His opponent, Senator Joan Huffman, the Republican incumbent for District 17, was first elected in 2008 and re-elected in 2010. Indo-American News spoke with Courtney about his campaign and the challenges he anticipates in his run for the senate seat.

Why have you decided to work with the Green Party?

Because both of the major parties are playing the same game. They are pandering to money and not responding to the needs of the people. Since they are both playing the same game, the voters could jump back and forth between the Democrats and the Republicans forever and never see the needed reforms.

What reforms need to be made?

There are larger structural problems and there are smaller partisan ones.

What are the larger issues?

The fundamental problem is that we have a political system which responds to money and not to people. Therefore we cannot really consider the US to be any form of democracy. It is a plutocracy, that is to say a country which is “ruled by the wealthy.” The nature of the American plutocracy is staggering. It is a staggeringly small percentage of the population which controls the lion’s share of the wealth of this country. The political structure in turn is answerable only to this miniscule percentage of the population. It is time for the people to stand up and say, “Enough is enough!”

If elected, do you think that you could change this system.

No single individual could do that. But when the “pigs are at the trough,” I can do everything in my power to make it a little less palatable for them. I can be the eyes and ears of the people and make noise when things are not right. Hopefully more of the public will also stand up, and en masse we can make the necessary changes. Reform never comes from the top down, it must always come from the bottom up.

What about the smaller issues?

There are numerous ones.

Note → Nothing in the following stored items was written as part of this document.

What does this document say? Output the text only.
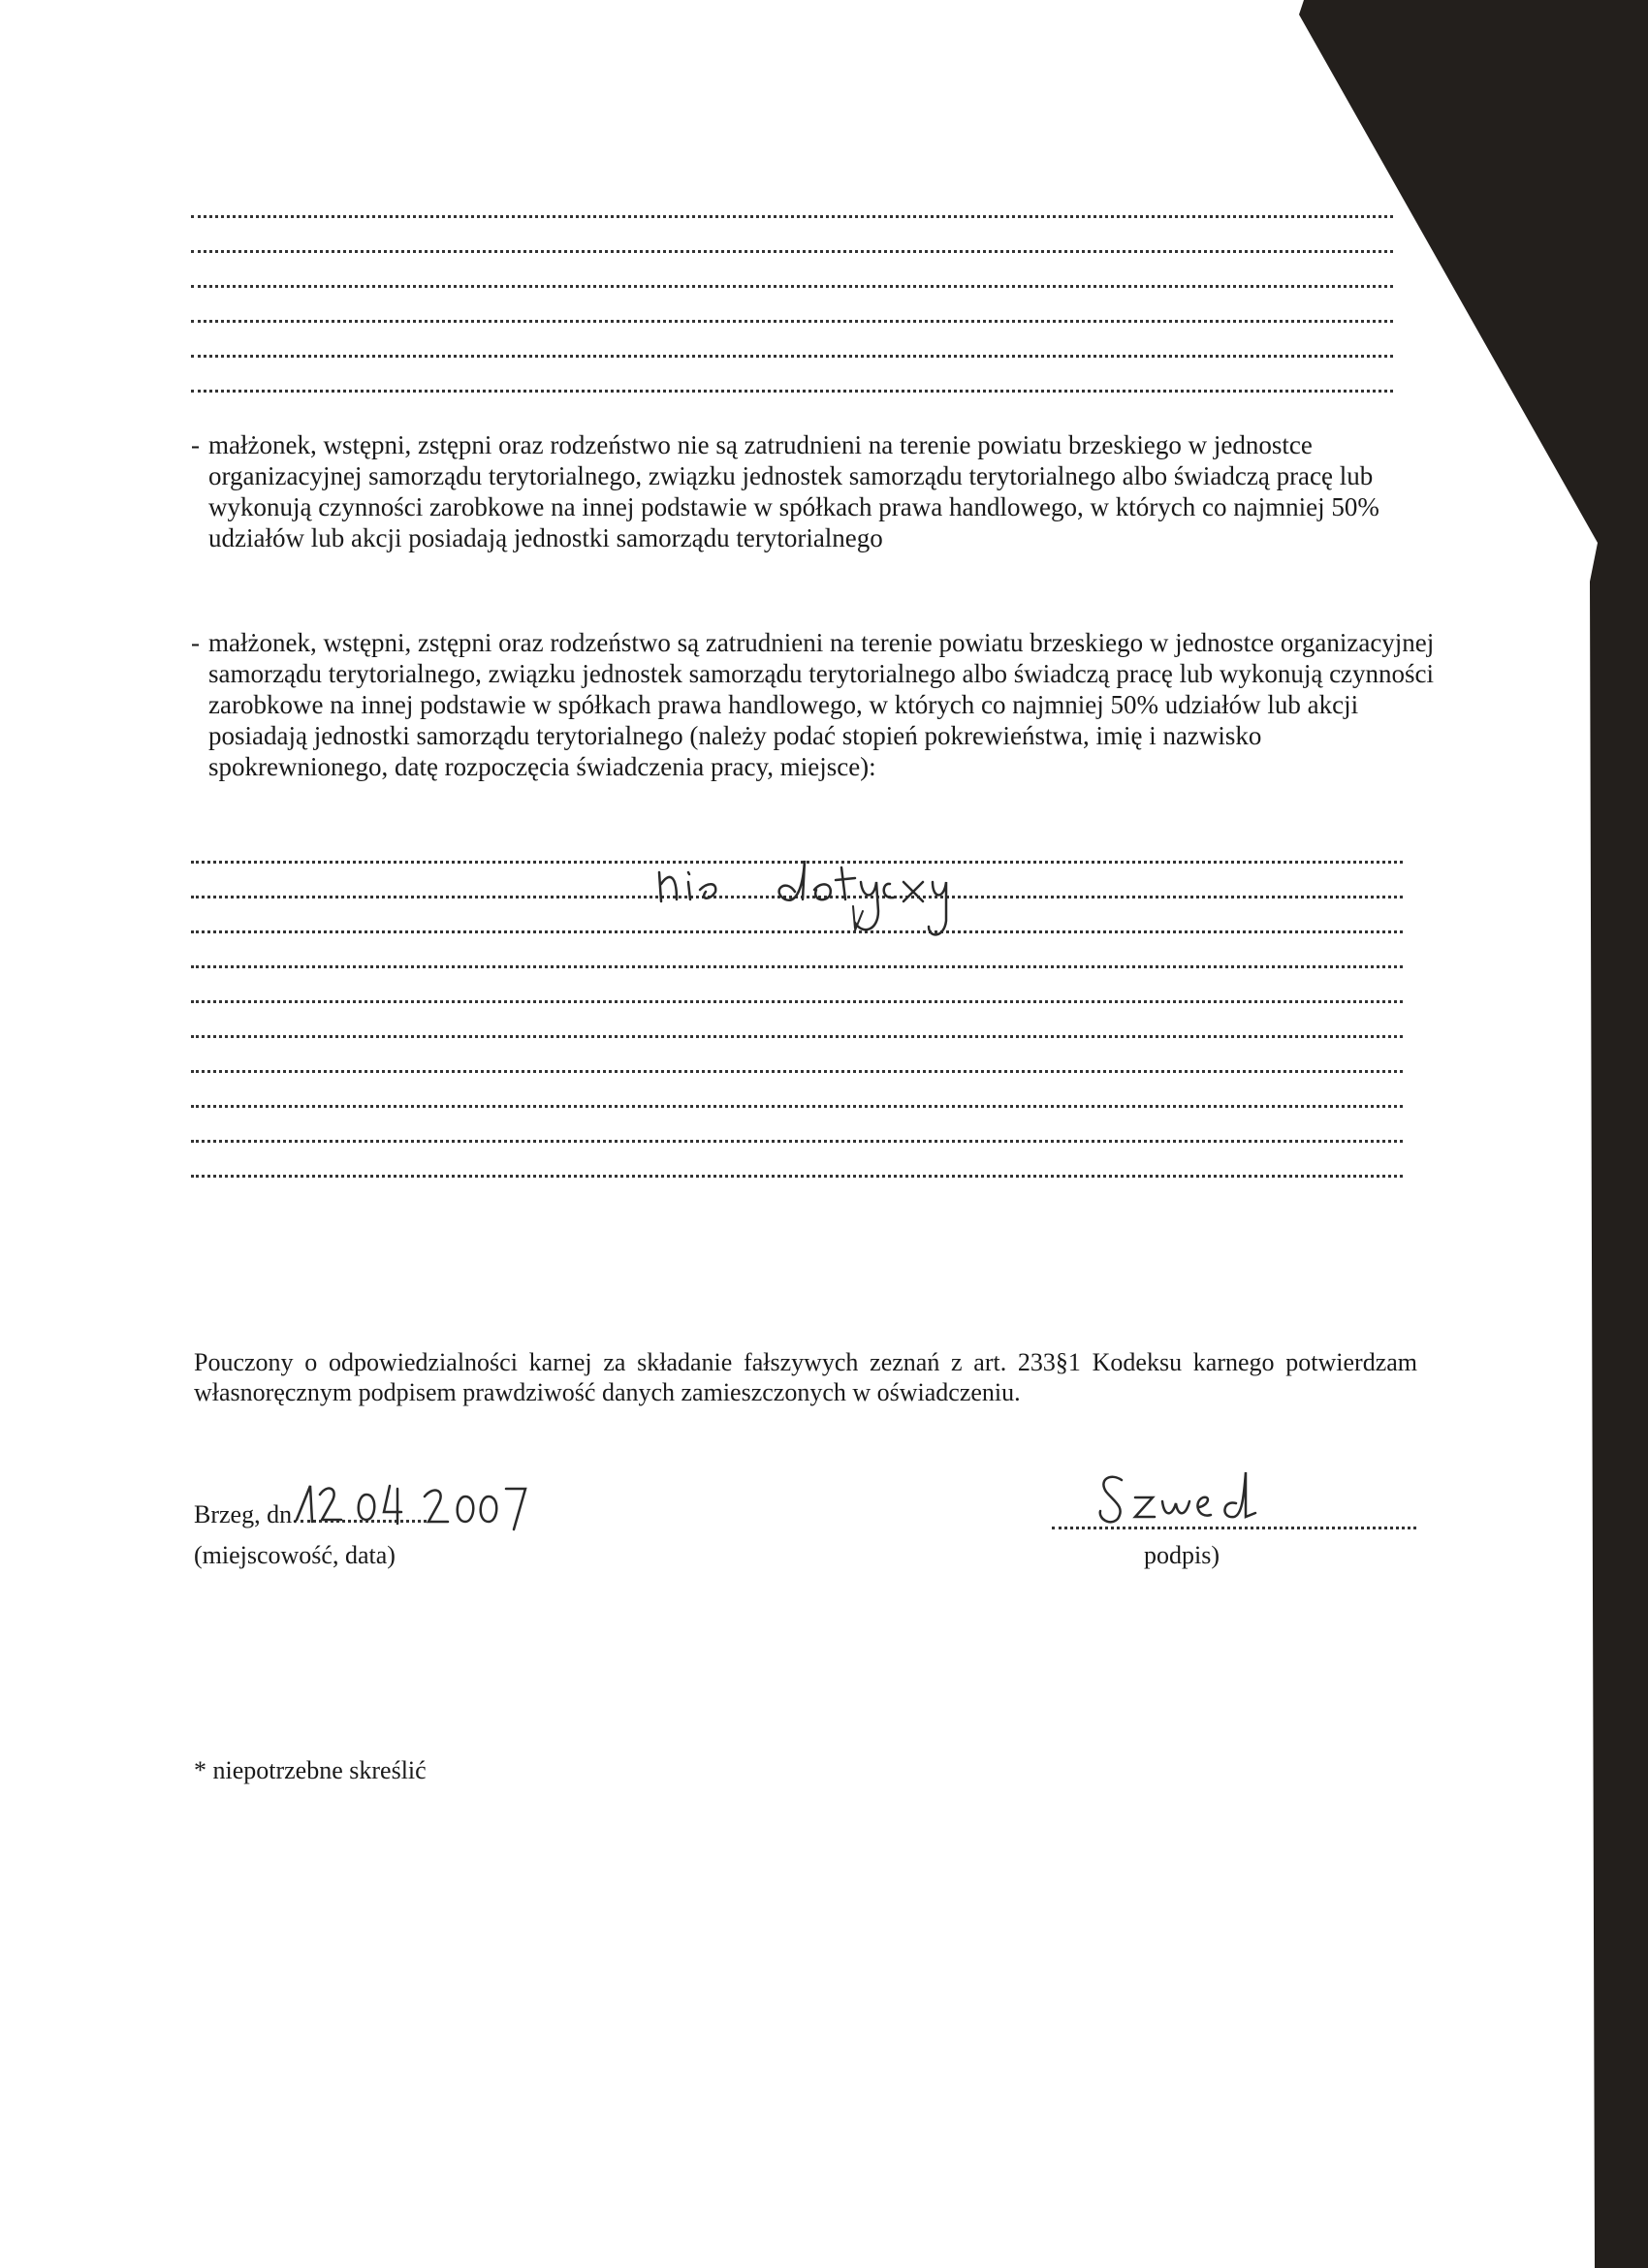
- małżonek, wstępni, zstępni oraz rodzeństwo nie są zatrudnieni na terenie powiatu brzeskiego w jednostce organizacyjnej samorządu terytorialnego, związku jednostek samorządu terytorialnego albo świadczą pracę lub wykonują czynności zarobkowe na innej podstawie w spółkach prawa handlowego, w których co najmniej 50% udziałów lub akcji posiadają jednostki samorządu terytorialnego
- małżonek, wstępni, zstępni oraz rodzeństwo są zatrudnieni na terenie powiatu brzeskiego w jednostce organizacyjnej samorządu terytorialnego, związku jednostek samorządu terytorialnego albo świadczą pracę lub wykonują czynności zarobkowe na innej podstawie w spółkach prawa handlowego, w których co najmniej 50% udziałów lub akcji posiadają jednostki samorządu terytorialnego (należy podać stopień pokrewieństwa, imię i nazwisko spokrewnionego, datę rozpoczęcia świadczenia pracy, miejsce):
Pouczony o odpowiedzialności karnej za składanie fałszywych zeznań z art. 233§1 Kodeksu karnego potwierdzam własnoręcznym podpisem prawdziwość danych zamieszczonych w oświadczeniu.
Brzeg, dn.
(miejscowość, data)	podpis)
* niepotrzebne skreślić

These include education, infrastructure and all of the usual things that politicians talk about.

However there is one thing in particular that should be of concern to the readers of this paper. The mood in Austin, especially under the Republicans is amazingly anti-immigrant. Let us take an example from my Republican opponent Joan Huffman. She was co-sponsor of an amendment to a recent education bill (Senate Bill 1581), which would prohibit any institution of higher education from extending in-state tuition rates to non-US citizen.

Think about what this means. We all know people who have been here for 10 years or more under H1 visas and green cards who would have been forced to send their children to college only by paying the outrageous out of state tuition. They would have to do this even though they lived here legally for years and paid into the system with their taxes. This is just one example but it is very typical of the anti-immigrant sentiments of the Republican dominated state Senate in Austin.

How do you hope to finance your campaign?

Campaign contributions are welcome from individuals. But I will not accept money from anything other than human beings! In other words NO PAC money! I have several internet sources for people who would like to make a contribution, the main one is TakingBackDemocracy.com.

Tell me a little about your opponent.

As already mentioned, Joan Huffman is the incumbent senator. She has a 1.3 million budget. Some of this is in her campaign funds and some of this is in a special PAC.

Does she really need all this money to run her campaign? She didn’t have a Democratic opponent in the last election and it doesn’t seem like there is going to be one in this election. It seems like she will be opposed only by myself in the Green party and someone else in the Libertarian Party. All of this money means she is ether very much afraid of me, or the money is actually tied to something else. The readers of this article can draw their own conclusions on this matter.

She also has a solid record of anti-immigrant legislation (as previously noted), cutting spending for education, and very poor record on public healthcare.

What in your candid opinion would be positive change?

The main thing to remember is that reform can never come from one elected official. It takes the efforts of every citizen. I would especially consider it a positive change when a very sizable number of readers of this newspaper are politically involved.